UCF vs. Louisville: Strengths and Weaknesses for Golden Knights and Cardinals
The UCF Golden Knights travel to Louisville to take on the eighth-ranked Cardinals. This is the first real test for the Cardinals, who have so far played mostly cupcakes.
In order to break down what should be a fun game, we'll look at the strengths and weaknesses of both teams.
UCF is led by quarterback Blake Bortles. The 6'4" junior signal-caller is having a fine season and will be playing on Sundays in the near future. He's thrown for 1,334 yards, nine touchdowns, an impressive 64.8 completion percentage and only three picks.
The Golden Knights are 39th in passing offense, throwing for 270 yards a game, and they put up 31.8 points per game. Breshad Perriman is a big-play receiver who averages 22.1 yards per reception.
On the other side of the ball, the Knights have the 10th-ranked defense in the nation, giving up 16.6 points per game.
Further, UCF has shown that it can be competitive. They beat Penn State in Happy Valley, and they lost by just three points to South Carolina. They may not be a Top 25 team, but they are scrappy and have enough talent to stay in games.
UCF, like Louisville, has padded its stats against lesser opponents. They beat up Akron and Florida International, winning by 31 points and 38 points, respectively.
It's not really their fault that the American Athletic Conference isn't that good. But it does call into question their credentials. If you take away the Penn State and South Carolina games, the Knights give up just eight points a game. That's great. But they gave up an average of nearly 30 points against Penn State and South Carolina.
How will they respond to an electric Louisville offense, undoubtedly the best offense they've faced all season? Tough to say, because the sample size is really too small.
Looking at the team as a whole, there are no glaring weaknesses. They're not great, but they are a solid team. That said, there are legitimate questions. Are they just a really good AAC team that has some pro talent? Is Blake Bortles—a guy I'm really high on—a good quarterback because of the competition?
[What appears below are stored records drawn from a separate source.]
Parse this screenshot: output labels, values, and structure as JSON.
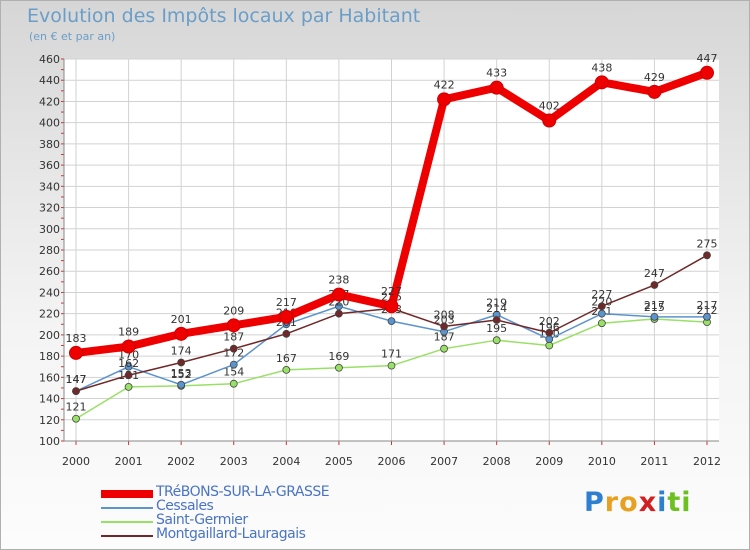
{
  "chart_data": {
    "type": "line",
    "title": "Evolution des Impôts locaux par Habitant",
    "subtitle": "(en € et par an)",
    "categories": [
      "2000",
      "2001",
      "2002",
      "2003",
      "2004",
      "2005",
      "2006",
      "2007",
      "2008",
      "2009",
      "2010",
      "2011",
      "2012"
    ],
    "ylim": [
      100,
      460
    ],
    "yticks": [
      100,
      120,
      140,
      160,
      180,
      200,
      220,
      240,
      260,
      280,
      300,
      320,
      340,
      360,
      380,
      400,
      420,
      440,
      460
    ],
    "grid": true,
    "series": [
      {
        "name": "TRéBONS-SUR-LA-GRASSE",
        "color": "#ee0000",
        "values": [
          183,
          189,
          201,
          209,
          217,
          238,
          227,
          422,
          433,
          402,
          438,
          429,
          447
        ]
      },
      {
        "name": "Cessales",
        "color": "#5b94cc",
        "values": [
          147,
          170,
          153,
          172,
          210,
          227,
          213,
          203,
          219,
          196,
          220,
          217,
          217
        ]
      },
      {
        "name": "Saint-Germier",
        "color": "#99e066",
        "values": [
          121,
          151,
          152,
          154,
          167,
          169,
          171,
          187,
          195,
          190,
          211,
          215,
          212
        ]
      },
      {
        "name": "Montgaillard-Lauragais",
        "color": "#702828",
        "values": [
          147,
          162,
          174,
          187,
          201,
          220,
          225,
          208,
          214,
          202,
          227,
          247,
          275
        ]
      }
    ]
  },
  "logo": {
    "letters": [
      "P",
      "r",
      "o",
      "x",
      "i",
      "t",
      "i"
    ],
    "colors": [
      "#2e7fd0",
      "#e8a020",
      "#e8a020",
      "#d02020",
      "#2e7fd0",
      "#6cc020",
      "#6cc020"
    ]
  }
}
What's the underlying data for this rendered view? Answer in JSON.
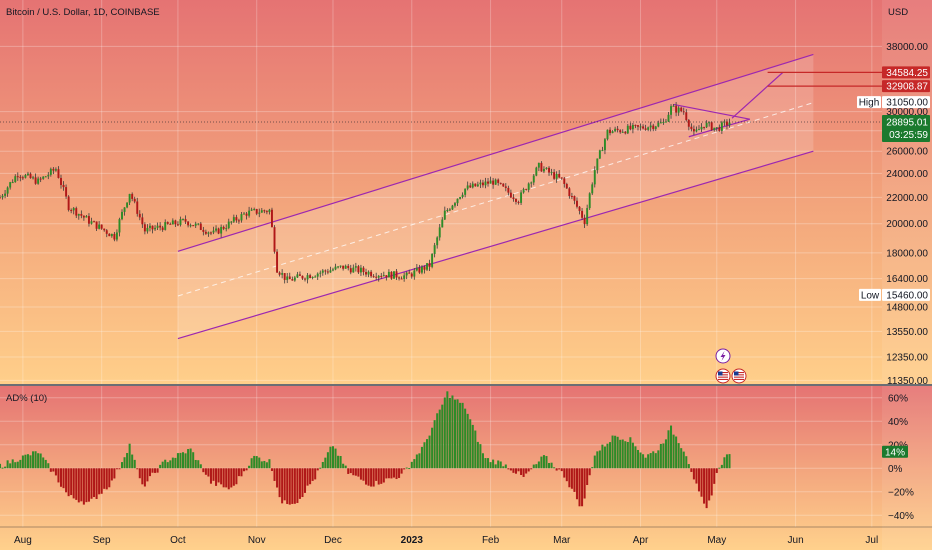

Louisville provides a nice test, and if UCF pulls off the upset I'll be ready to call them for real. But because the AAC is so weak and because the difference in defensive stats between the two games against "good" teams versus the other games, I think it's quite difficult to call them a good team.
Obviously, the most notable aspect of this team is Teddy Bridgewater. Bridgewater is a Heisman contender and a potential future No. 1 overall pick. He's thrown for 1,872 yards, 18 touchdowns and just two picks.
He's leading an offense that's absolutely steamrolled opponents. They average 41 points per game and dropped 70 points on poor Florida International.
Senorise Perry and Dominique Brown both average six yards per carry, and Damian Copeland and DeVante Parker are fine receivers.
And it's not just the offense. The defense is getting the job done, as well. They are actually the No. 1 defense in the country, giving up a minuscule 7.3 points per game.
They're ranked eighth in the country for a reason. They are well-rounded and have one of the best players in the nation in Bridgewater.
The question that could decide their BCS fate—just how good is Louisville?
They've played a ridiculously easy schedule. The best team they've faced, Rutgers, is really not that good. And they only beat the Scarlet Knights by 14 points.
The Cardinals have beaten up on some of the worst of the FCS. FIU, Ohio, Temple and Eastern Kentucky did not have a chance against Louisville.
UCF is probably the best team Louisville will face before a bowl game. It's safe to ask whether Louisville could stand up against Alabama or Oregon.
There's no doubting that Bridgewater is a great player. But FIU's defense gives up 39.5 points per game, which is 120th in the nation. Temple gives up 29 points per game. It's reasonable to wonder just how good Bridgewater is. How much is his talent, and how much is a product of the lack of talent he's facing?
Again, we can't really answer these questions until their bowl game, and UCF does represent a good test. If Louisville blows UCF out of the water, then we can say with more certainty that they are for real. If they struggle, or even lose, then Louisville's credentials have to be put into question.